Cybersécurité : Guillaume Poupard se voit en urgentiste

Dans son allocution d’ouverture des Assises de la Sécurité, le patron de l’Anssi a décrit une situation critique, que la loi permet de faire avancer. Sans être suffisante.

Guillaume Poupard, Anssi

La métaphore du directeur général de l’Agence nationale pour la sécurité des systèmes d’information (Anssi), n’est pas engageante. Guillaume Poupard se voit ainsi dans la position d’un « messager urgentiste » : « on voit arriver les blessés, dans un état de plus en plus grave ». Ces blessés sont un peu comme des « gens qui font de la moto sans casque à 200 km/h sur autoroute ». Certains vont survivre, mais pas tous, « notamment les PME ».

Pour le patron de l’Anssi, la loi de programmation militaire (LPM) de décembre 2013 apporte une partie de réponse, en imposant aux opérateurs d’importance vitale d’au moins enfiler un casque, en espérant une propagation capillaire des bonnes pratiques. Plusieurs arrêtés sectoriels ont été publiés durant l’été. De quoi dire que « l’on est en fin de phase de build » et que l’on s’apprête à passer en « phase de run ». En essayant de « faire ça intelligemment avec des coûts maîtrisés ».  

Mais les obstacles psychologiques paraissent encore nombreux : « souvent, lorsque l’on parle de la menace, on dit ‘c’est la fin du monde que vous annoncez ; il n’y a rien à faire ». Une posture défaitiste à laquelle Guillaume Poupard réplique : « non, on sait ce qu’il faut faire ». Certes, pour lui, la sécurité à 100 % relève de l’illusion, de quoi laisser « de la marque pour l’Anssi continue d’exister dans son rôle opérationnel ». Mais la logique est simple : « on prépare le pire de manière à ce qu’il ne se produise pas, ou à ce que l’on prêt à réagir efficacement ».

Et puisque « la sécurité est et reste l’affaire de tous », Guillaume Poupard estime que chacun a « un rôle très fort à jouer en termes de conviction, de pédagogie vis-à-vis de vos PDG, clients, et nous de nos ministres. Il faut expliquer les choses ». Et cela surtout parce qu’il s’agir de « sujets compliqués, arides ». Son rêve assumé ? « Convaincre les gens avant les drames ». Bien sûr, après… « c’est plus facile ».

La qualification d’offres de services de confiance vise à aider. Les prestataires d’audit ainsi labélisés sont de plus en plus nombreux au point que « si l’on m’avait dit ça au départ, je n’y aurais pas cru », relève le patron de l’Anssi. La certification des prestataires de détection d’incidents est quant à elle en phase « expérimentale ». Et cela semble parfois douloureux, à écouter Guillaume Poupard. Mais « cela a de la valeur parce que ce n’est pas simple ».

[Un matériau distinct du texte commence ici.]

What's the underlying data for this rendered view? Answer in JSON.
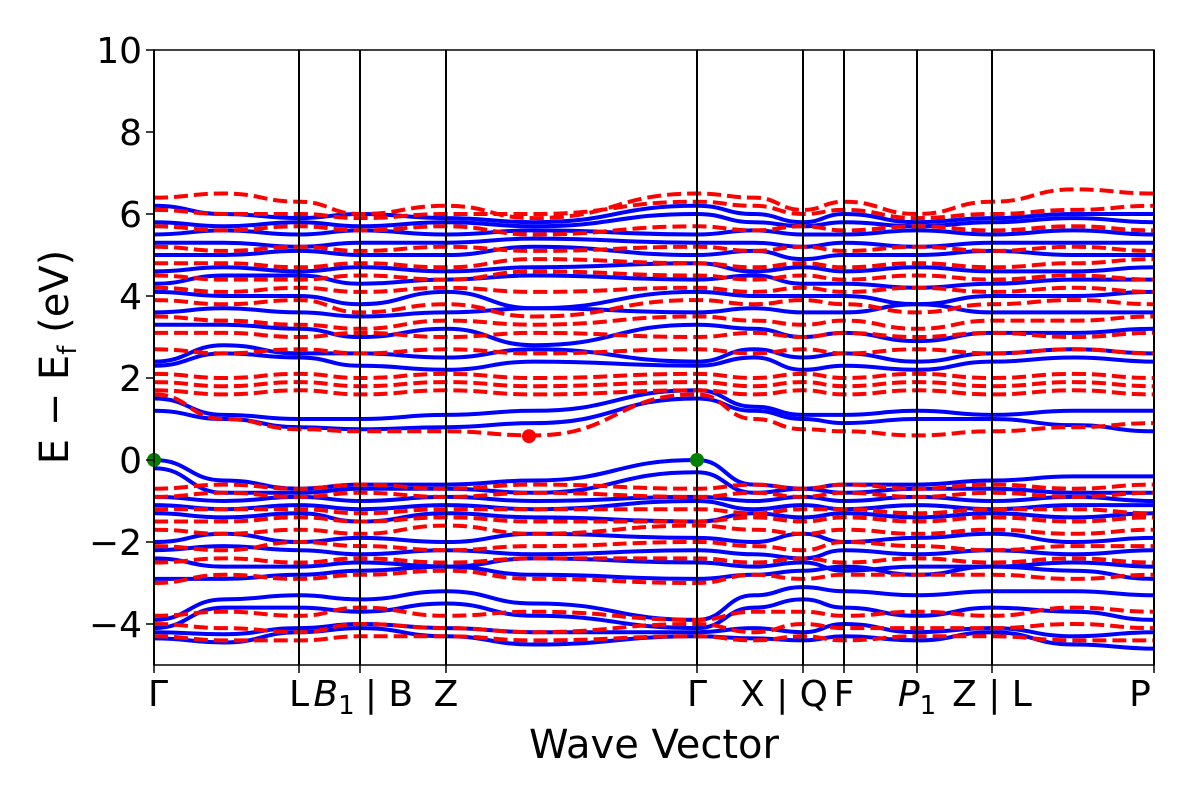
{
  "chart_data": {
    "type": "line",
    "title": "",
    "xlabel": "Wave Vector",
    "ylabel": "E − E",
    "ylabel_sub": "f",
    "ylabel_unit": " (eV)",
    "ylim": [
      -5,
      10
    ],
    "yticks": [
      {
        "value": 10,
        "label": "10"
      },
      {
        "value": 8,
        "label": "8"
      },
      {
        "value": 6,
        "label": "6"
      },
      {
        "value": 4,
        "label": "4"
      },
      {
        "value": 2,
        "label": "2"
      },
      {
        "value": 0,
        "label": "0"
      },
      {
        "value": -2,
        "label": "−2"
      },
      {
        "value": -4,
        "label": "−4"
      }
    ],
    "xlim": [
      0,
      1
    ],
    "high_symmetry_x": [
      0,
      0.145,
      0.206,
      0.292,
      0.543,
      0.649,
      0.69,
      0.763,
      0.838,
      1.0
    ],
    "xticks": [
      {
        "x": 0.0,
        "label": "Γ",
        "sub": ""
      },
      {
        "x": 0.145,
        "label": "L",
        "sub": ""
      },
      {
        "x": 0.18,
        "label": "B",
        "sub": "1"
      },
      {
        "x": 0.235,
        "label": "| B",
        "sub": ""
      },
      {
        "x": 0.292,
        "label": "Z",
        "sub": ""
      },
      {
        "x": 0.543,
        "label": "Γ",
        "sub": ""
      },
      {
        "x": 0.63,
        "label": "X | Q",
        "sub": ""
      },
      {
        "x": 0.69,
        "label": "F",
        "sub": ""
      },
      {
        "x": 0.763,
        "label": "P",
        "sub": "1"
      },
      {
        "x": 0.838,
        "label": "Z | L",
        "sub": ""
      },
      {
        "x": 1.0,
        "label": "P",
        "sub": ""
      }
    ],
    "series": [
      {
        "color": "#0000ff",
        "style": "solid",
        "x_nodes": [
          0,
          0.07,
          0.145,
          0.206,
          0.292,
          0.38,
          0.543,
          0.6,
          0.649,
          0.69,
          0.763,
          0.838,
          0.92,
          1.0
        ],
        "bands": [
          [
            -4.35,
            -4.45,
            -4.2,
            -4.1,
            -4.3,
            -4.5,
            -4.3,
            -4.35,
            -4.4,
            -4.3,
            -4.4,
            -4.2,
            -4.5,
            -4.6
          ],
          [
            -4.2,
            -4.25,
            -4.1,
            -4.0,
            -4.1,
            -4.2,
            -4.2,
            -4.1,
            -4.2,
            -4.0,
            -4.2,
            -4.1,
            -4.3,
            -4.2
          ],
          [
            -4.1,
            -3.6,
            -3.6,
            -3.7,
            -3.5,
            -3.8,
            -4.1,
            -3.6,
            -3.4,
            -3.6,
            -3.8,
            -3.6,
            -3.7,
            -3.9
          ],
          [
            -3.9,
            -3.4,
            -3.3,
            -3.4,
            -3.2,
            -3.5,
            -3.9,
            -3.3,
            -3.1,
            -3.2,
            -3.3,
            -3.2,
            -3.2,
            -3.3
          ],
          [
            -2.9,
            -2.9,
            -2.8,
            -2.7,
            -2.6,
            -2.8,
            -2.9,
            -2.8,
            -2.7,
            -2.6,
            -2.8,
            -2.6,
            -2.7,
            -2.9
          ],
          [
            -2.4,
            -2.6,
            -2.6,
            -2.5,
            -2.6,
            -2.4,
            -2.5,
            -2.6,
            -2.5,
            -2.7,
            -2.6,
            -2.6,
            -2.5,
            -2.6
          ],
          [
            -2.2,
            -2.1,
            -2.2,
            -2.3,
            -2.2,
            -2.3,
            -2.2,
            -2.3,
            -2.4,
            -2.2,
            -2.3,
            -2.2,
            -2.3,
            -2.2
          ],
          [
            -2.0,
            -1.8,
            -2.0,
            -1.9,
            -2.0,
            -1.8,
            -1.9,
            -2.0,
            -1.8,
            -2.0,
            -1.9,
            -1.8,
            -2.0,
            -1.9
          ],
          [
            -1.3,
            -1.4,
            -1.3,
            -1.5,
            -1.3,
            -1.4,
            -1.5,
            -1.3,
            -1.4,
            -1.3,
            -1.4,
            -1.3,
            -1.4,
            -1.3
          ],
          [
            -1.1,
            -1.2,
            -1.1,
            -1.2,
            -1.1,
            -1.2,
            -1.0,
            -1.2,
            -1.1,
            -1.2,
            -1.1,
            -1.2,
            -1.1,
            -1.1
          ],
          [
            -0.9,
            -1.0,
            -0.9,
            -1.0,
            -0.9,
            -1.0,
            -0.9,
            -1.0,
            -0.9,
            -1.0,
            -0.9,
            -1.0,
            -0.9,
            -1.0
          ],
          [
            -0.2,
            -0.8,
            -0.8,
            -0.7,
            -0.7,
            -0.8,
            -0.3,
            -0.8,
            -0.7,
            -0.8,
            -0.7,
            -0.7,
            -0.8,
            -0.8
          ],
          [
            0.0,
            -0.5,
            -0.7,
            -0.6,
            -0.6,
            -0.5,
            0.0,
            -0.6,
            -0.7,
            -0.6,
            -0.6,
            -0.5,
            -0.4,
            -0.4
          ],
          [
            1.2,
            1.0,
            0.8,
            0.75,
            0.8,
            0.9,
            1.5,
            1.2,
            1.0,
            0.9,
            1.0,
            1.0,
            0.85,
            0.7
          ],
          [
            1.5,
            1.1,
            1.0,
            1.0,
            1.1,
            1.2,
            1.7,
            1.3,
            1.1,
            1.1,
            1.2,
            1.1,
            1.2,
            1.2
          ],
          [
            2.3,
            2.6,
            2.5,
            2.3,
            2.2,
            2.4,
            2.3,
            2.5,
            2.2,
            2.3,
            2.2,
            2.4,
            2.5,
            2.4
          ],
          [
            2.4,
            2.8,
            2.6,
            2.6,
            2.5,
            2.7,
            2.4,
            2.7,
            2.5,
            2.6,
            2.4,
            2.6,
            2.7,
            2.6
          ],
          [
            3.3,
            3.3,
            3.2,
            3.0,
            3.2,
            2.8,
            3.3,
            3.2,
            3.0,
            3.1,
            2.9,
            3.1,
            3.1,
            3.2
          ],
          [
            3.6,
            3.7,
            3.6,
            3.5,
            3.6,
            3.7,
            3.6,
            3.7,
            3.6,
            3.6,
            3.8,
            3.6,
            3.6,
            3.6
          ],
          [
            4.1,
            4.0,
            4.0,
            3.8,
            4.1,
            3.7,
            4.1,
            4.0,
            4.0,
            4.0,
            3.8,
            4.0,
            4.0,
            4.1
          ],
          [
            4.3,
            4.5,
            4.5,
            4.3,
            4.4,
            4.5,
            4.4,
            4.5,
            4.3,
            4.3,
            4.2,
            4.3,
            4.4,
            4.4
          ],
          [
            4.6,
            4.7,
            4.6,
            4.7,
            4.6,
            4.7,
            4.8,
            4.6,
            4.7,
            4.6,
            4.7,
            4.6,
            4.6,
            4.7
          ],
          [
            5.0,
            5.0,
            5.1,
            5.0,
            5.0,
            5.2,
            5.0,
            5.1,
            4.9,
            5.0,
            5.0,
            5.1,
            5.0,
            5.0
          ],
          [
            5.3,
            5.3,
            5.2,
            5.3,
            5.3,
            5.4,
            5.3,
            5.3,
            5.2,
            5.3,
            5.2,
            5.3,
            5.3,
            5.3
          ],
          [
            5.5,
            5.6,
            5.5,
            5.6,
            5.5,
            5.6,
            5.5,
            5.6,
            5.5,
            5.5,
            5.6,
            5.5,
            5.6,
            5.5
          ],
          [
            5.8,
            5.7,
            5.8,
            5.7,
            5.8,
            5.7,
            6.0,
            5.8,
            5.7,
            5.8,
            5.7,
            5.8,
            5.9,
            5.8
          ],
          [
            6.2,
            6.0,
            5.9,
            6.0,
            5.9,
            5.8,
            6.2,
            6.0,
            5.8,
            6.0,
            5.8,
            5.9,
            6.0,
            6.0
          ]
        ]
      },
      {
        "color": "#ff0000",
        "style": "dashed",
        "x_nodes": [
          0,
          0.07,
          0.145,
          0.206,
          0.292,
          0.38,
          0.543,
          0.6,
          0.649,
          0.69,
          0.763,
          0.838,
          0.92,
          1.0
        ],
        "bands": [
          [
            -4.3,
            -4.4,
            -4.4,
            -4.3,
            -4.3,
            -4.4,
            -4.3,
            -4.4,
            -4.3,
            -4.4,
            -4.3,
            -4.3,
            -4.4,
            -4.4
          ],
          [
            -4.0,
            -4.1,
            -4.2,
            -4.0,
            -4.1,
            -4.2,
            -4.0,
            -4.2,
            -4.0,
            -4.1,
            -4.1,
            -4.1,
            -4.0,
            -4.1
          ],
          [
            -3.8,
            -3.7,
            -3.8,
            -3.6,
            -3.8,
            -3.7,
            -3.9,
            -3.7,
            -3.7,
            -3.8,
            -3.7,
            -3.8,
            -3.6,
            -3.7
          ],
          [
            -3.0,
            -2.8,
            -2.9,
            -2.8,
            -2.7,
            -2.9,
            -3.0,
            -2.8,
            -2.9,
            -2.8,
            -2.8,
            -2.8,
            -2.9,
            -2.8
          ],
          [
            -2.5,
            -2.4,
            -2.5,
            -2.4,
            -2.5,
            -2.4,
            -2.4,
            -2.5,
            -2.4,
            -2.5,
            -2.4,
            -2.5,
            -2.4,
            -2.5
          ],
          [
            -2.1,
            -2.2,
            -2.0,
            -2.1,
            -2.2,
            -2.1,
            -2.0,
            -2.1,
            -2.2,
            -2.0,
            -2.1,
            -2.2,
            -2.1,
            -2.1
          ],
          [
            -1.7,
            -1.8,
            -1.7,
            -1.8,
            -1.6,
            -1.8,
            -1.6,
            -1.7,
            -1.8,
            -1.7,
            -1.8,
            -1.7,
            -1.8,
            -1.7
          ],
          [
            -1.5,
            -1.5,
            -1.4,
            -1.5,
            -1.4,
            -1.5,
            -1.5,
            -1.4,
            -1.5,
            -1.4,
            -1.5,
            -1.4,
            -1.5,
            -1.4
          ],
          [
            -1.2,
            -1.2,
            -1.2,
            -1.3,
            -1.2,
            -1.2,
            -1.2,
            -1.3,
            -1.2,
            -1.2,
            -1.3,
            -1.2,
            -1.2,
            -1.3
          ],
          [
            -0.9,
            -0.8,
            -0.9,
            -0.8,
            -0.9,
            -0.8,
            -0.9,
            -0.8,
            -0.9,
            -0.8,
            -0.9,
            -0.8,
            -0.9,
            -0.8
          ],
          [
            -0.7,
            -0.6,
            -0.7,
            -0.6,
            -0.7,
            -0.6,
            -0.7,
            -0.6,
            -0.7,
            -0.6,
            -0.7,
            -0.6,
            -0.7,
            -0.6
          ],
          [
            1.6,
            1.0,
            0.75,
            0.7,
            0.7,
            0.6,
            1.6,
            1.0,
            0.75,
            0.7,
            0.6,
            0.7,
            0.8,
            0.9
          ],
          [
            1.7,
            1.6,
            1.7,
            1.6,
            1.7,
            1.6,
            1.7,
            1.6,
            1.7,
            1.6,
            1.7,
            1.6,
            1.7,
            1.6
          ],
          [
            1.9,
            1.8,
            1.9,
            1.8,
            1.9,
            1.8,
            1.9,
            1.8,
            1.9,
            1.8,
            1.9,
            1.8,
            1.9,
            1.8
          ],
          [
            2.1,
            2.0,
            2.1,
            2.0,
            2.1,
            2.0,
            2.1,
            2.0,
            2.1,
            2.0,
            2.1,
            2.0,
            2.1,
            2.0
          ],
          [
            2.7,
            2.6,
            2.7,
            2.6,
            2.7,
            2.6,
            2.7,
            2.6,
            2.7,
            2.6,
            2.7,
            2.6,
            2.7,
            2.6
          ],
          [
            3.1,
            3.1,
            3.0,
            3.1,
            3.0,
            3.1,
            3.0,
            3.1,
            3.0,
            3.1,
            3.0,
            3.1,
            3.0,
            3.1
          ],
          [
            3.5,
            3.4,
            3.3,
            3.2,
            3.4,
            3.3,
            3.5,
            3.4,
            3.3,
            3.4,
            3.2,
            3.4,
            3.4,
            3.5
          ],
          [
            3.9,
            3.8,
            3.9,
            3.6,
            3.8,
            3.5,
            3.9,
            3.8,
            3.9,
            3.8,
            3.6,
            3.8,
            3.9,
            3.8
          ],
          [
            4.2,
            4.1,
            4.2,
            4.1,
            4.2,
            4.1,
            4.2,
            4.1,
            4.2,
            4.1,
            4.2,
            4.1,
            4.2,
            4.1
          ],
          [
            4.5,
            4.4,
            4.4,
            4.5,
            4.4,
            4.6,
            4.5,
            4.4,
            4.5,
            4.4,
            4.5,
            4.4,
            4.5,
            4.4
          ],
          [
            4.8,
            4.8,
            4.7,
            4.8,
            4.7,
            4.9,
            4.8,
            4.7,
            4.8,
            4.7,
            4.8,
            4.7,
            4.8,
            4.9
          ],
          [
            5.2,
            5.1,
            5.2,
            5.1,
            5.2,
            5.1,
            5.2,
            5.1,
            5.2,
            5.1,
            5.2,
            5.1,
            5.2,
            5.1
          ],
          [
            5.7,
            5.6,
            5.7,
            5.6,
            5.7,
            5.5,
            5.7,
            5.6,
            5.7,
            5.6,
            5.7,
            5.6,
            5.7,
            5.6
          ],
          [
            6.1,
            6.0,
            6.0,
            5.9,
            6.0,
            6.0,
            6.3,
            6.2,
            6.0,
            6.1,
            5.9,
            6.0,
            6.1,
            6.2
          ],
          [
            6.4,
            6.5,
            6.3,
            6.0,
            6.2,
            5.9,
            6.5,
            6.4,
            6.1,
            6.3,
            6.0,
            6.3,
            6.6,
            6.5
          ]
        ]
      }
    ],
    "markers": [
      {
        "x": 0.0,
        "y": 0.0,
        "color": "#008000"
      },
      {
        "x": 0.543,
        "y": 0.0,
        "color": "#008000"
      },
      {
        "x": 0.375,
        "y": 0.58,
        "color": "#ff0000"
      }
    ]
  }
}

Mais la sécurité des systèmes d’information ne s’arrête pas aux frontières, qu’il s’agisse des OIV dont les réseaux peuvent s’étendre au-delà, ou des industriels du secteur. Le patron de l’Anssi est ainsi revenu sur la directive NIS, adoptée en juillet dernier, et qui « reprend beaucoup d’idées de la LPM ». Mais il a également évoqué une « vigilance » sur les traités commerciaux transatlantiques en cours de négociation, qui « traitent de questions numériques et de sécurité » et ne doivent pas être en contradiction, en définitive, avec « ce que l’on fait en France et en Europe », notamment en termes de certification.

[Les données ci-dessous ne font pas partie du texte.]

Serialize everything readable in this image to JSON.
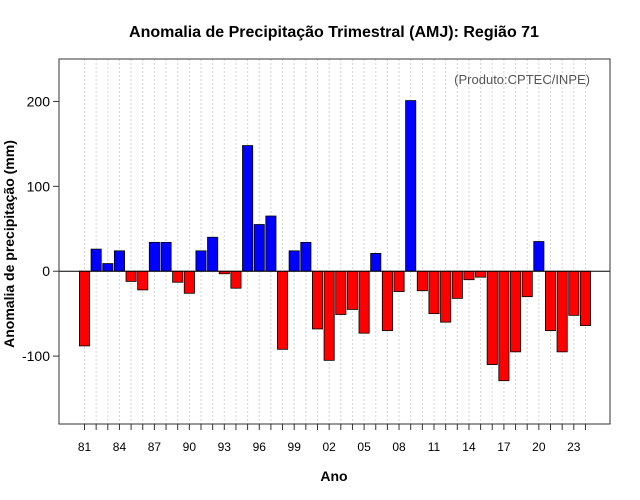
{
  "colors": {
    "positive": "#0000ff",
    "negative": "#ff0000",
    "grid": "#d3d3d3",
    "zero_line": "#000000"
  },
  "chart_data": {
    "type": "bar",
    "title": "Anomalia de Precipitação Trimestral (AMJ): Região 71",
    "xlabel": "Ano",
    "ylabel": "Anomalia de precipitação (mm)",
    "credit": "(Produto:CPTEC/INPE)",
    "ylim": [
      -180,
      250
    ],
    "yticks": [
      -100,
      0,
      100,
      200
    ],
    "grid": true,
    "categories": [
      "81",
      "82",
      "83",
      "84",
      "85",
      "86",
      "87",
      "88",
      "89",
      "90",
      "91",
      "92",
      "93",
      "94",
      "95",
      "96",
      "97",
      "98",
      "99",
      "00",
      "01",
      "02",
      "03",
      "04",
      "05",
      "06",
      "07",
      "08",
      "09",
      "10",
      "11",
      "12",
      "13",
      "14",
      "15",
      "16",
      "17",
      "18",
      "19",
      "20",
      "21",
      "22",
      "23",
      "24"
    ],
    "xtick_labels": [
      "81",
      "84",
      "87",
      "90",
      "93",
      "96",
      "99",
      "02",
      "05",
      "08",
      "11",
      "14",
      "17",
      "20",
      "23"
    ],
    "values": [
      -88,
      26,
      9,
      24,
      -12,
      -22,
      34,
      34,
      -13,
      -26,
      24,
      40,
      -3,
      -20,
      148,
      55,
      65,
      -92,
      24,
      34,
      -68,
      -105,
      -51,
      -45,
      -73,
      21,
      -70,
      -24,
      201,
      -23,
      -50,
      -60,
      -32,
      -10,
      -7,
      -110,
      -129,
      -95,
      -30,
      35,
      -70,
      -95,
      -52,
      -64
    ]
  }
}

Au-delà, si l’Europe de la cybersécurité reste à construire, pour Guillaume Poupard, les choses avancent. Et cela tout particulièrement depuis que la Commission européenne a annoncé un partenariat public-privé, centré sur la coopération dans la recherche et le développement en sécurité des systèmes d’information. Il bénéficiera de 450 M€ d’investissement.

Le patron de l’Anssi se dit en outre favorable à des partenariats avec des industriels en dehors de l’Europe : « toute forme de coopération intelligente, non naïve », où chacun doit « trouver sa place et son intérêt ». Ce qui ressemble à un clin d’œil au partenariat noué par Thales avec Cisco il y a quelques mois.